Ben explains why, despite our league position, a turn in fortunes has been on the cards.
If I had a pound for every opposition fan preview where I’d noted Fulham as showing “green shoots of progress” recently I’d be a millionaire, I tell you. In all seriousness though, there is an underlying feeling that the win against Leicester, and a result of this type had been coming. Fulham have turned a corner and it was a matter of time before they began picking up points.
There’s certainly been what feels like a significant upturn in performances over the past month. The West Ham game definitely felt like a result that slipped through our fingers. But the resilience we showed that night proved to be the building blocks for a display of defensive solidity against the Foxes. Finally, we’re beginning to see a gelling of an entirely new back four and more importantly a fresh out-of-the-box centre-half pairing.
Rather playfully, I christened Joachim Andersen the “Putney Piqué” and while I may have used creative licence, there are some similarities: his ability to step in to the midfield and use of the ball are very encouraging, as is his leadership at such an early stage.
Yes, the first half against Everton was nothing short of a shambles, and to forget about it would be wrong. We were undone too often and found ourselves unable to shape-shift to counter those problems. But the second half showed that the Whites can compete, and put the so-called “bigger” teams on the back foot.

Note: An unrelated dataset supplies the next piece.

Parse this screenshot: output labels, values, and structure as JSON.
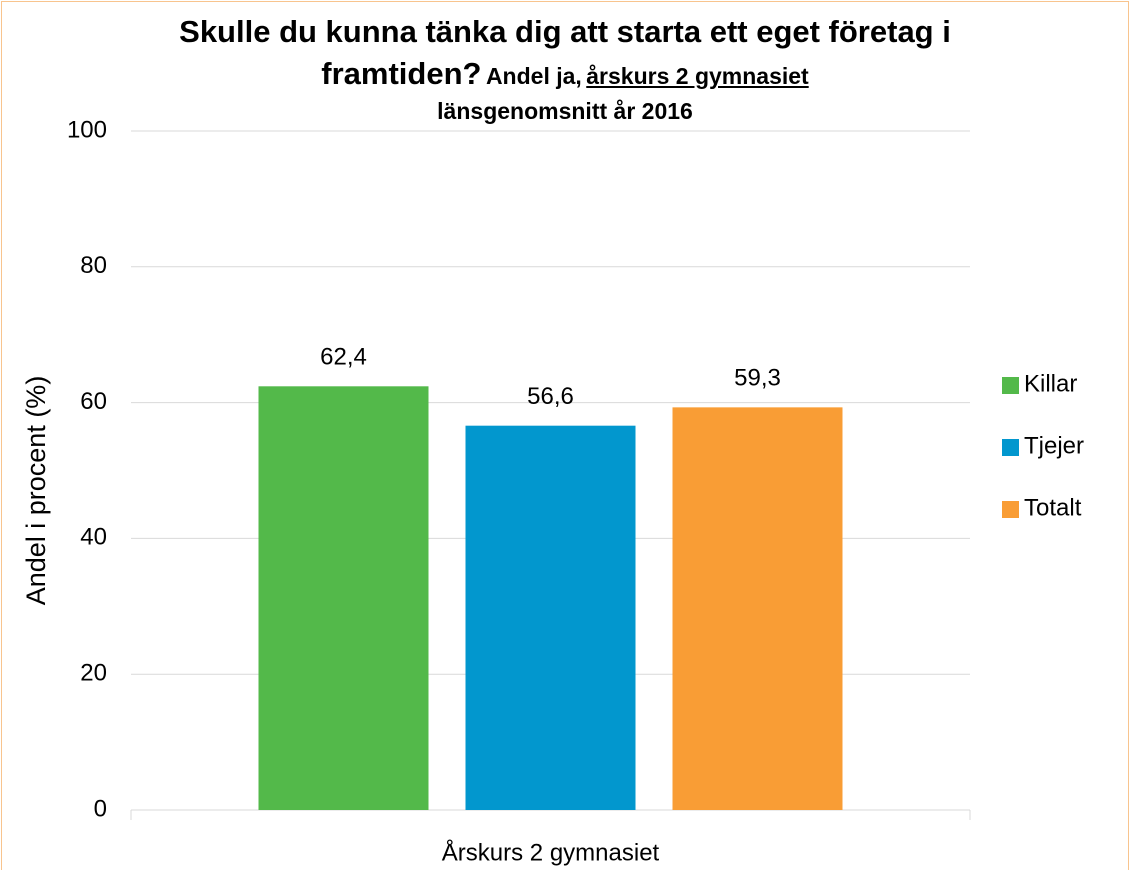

There was plenty of shape-shifting against Leicester though. With no Tom Cairney or Mitrovic, more than a few eyebrows were raised. The result on the pitch though was, in my opinion, an attempt at out-maneuvering Leicester. To use mobility to find gaps in behind their back three, to break quickly and wide. Pack as much pace in to 11 players as possible, and be incisive when hitting those counter punches. The first goal typified that approach entirely.
Finding our rhythm
The passing tempo has dramatically increased, that slow Fulham that seemed to be lolling around the pitch in the early stages of the season has evaporated. During the game against Leicester, there was almost surprise with the ease with which we kept, recycled and threatened with possession. Fulham fans, though, have seen that quiet evolution in recent weeks.
Finally, the balance of the midfield has been established. Harrison Reed has allowed Anguissa to flourish, cementing himself as one of Fulham’s most crucial players. His burst up the pitch and slide rule pass for Ademola Lookman underlining the quality that some elements thought that he didn’t have. Surely they are now convinced.
Scott talks a lot about “mentality” and “belief”, and the influence of both will only drive a team so far, but it’s clear to see that all of the squad are pulling in the same direction as the manager. They’re knuckling down and fighting for each other. It does seem peculiar to reference Instagram comments in this section, but clearly the squad have a great sense of togetherness and respect for each other from their captions on posts.Embed from Getty Images
Some serious credit to Scott is due, though. Like many of you, I am often frustrated that ideas from the manager can take a few games to implement, and substitutions too late. However, tactically Scott is beginning to find balance and decisions to play Tom Cairney in an advanced role to increase efficiency on the counter, and Bobby Decordova-Reid as a right wing-back/inside-forward hybrid to counter full-backs were signs of maturity and great foresight.
So let’s bask in that sweet, sweet taste of victory. It hasn’t come around very often for Fulham recently; so watch it, drink it in, boast about it to your mates. That’s what it’s all about – and I’ve got a feeling there might be a few more wins to brag about as this season goes on.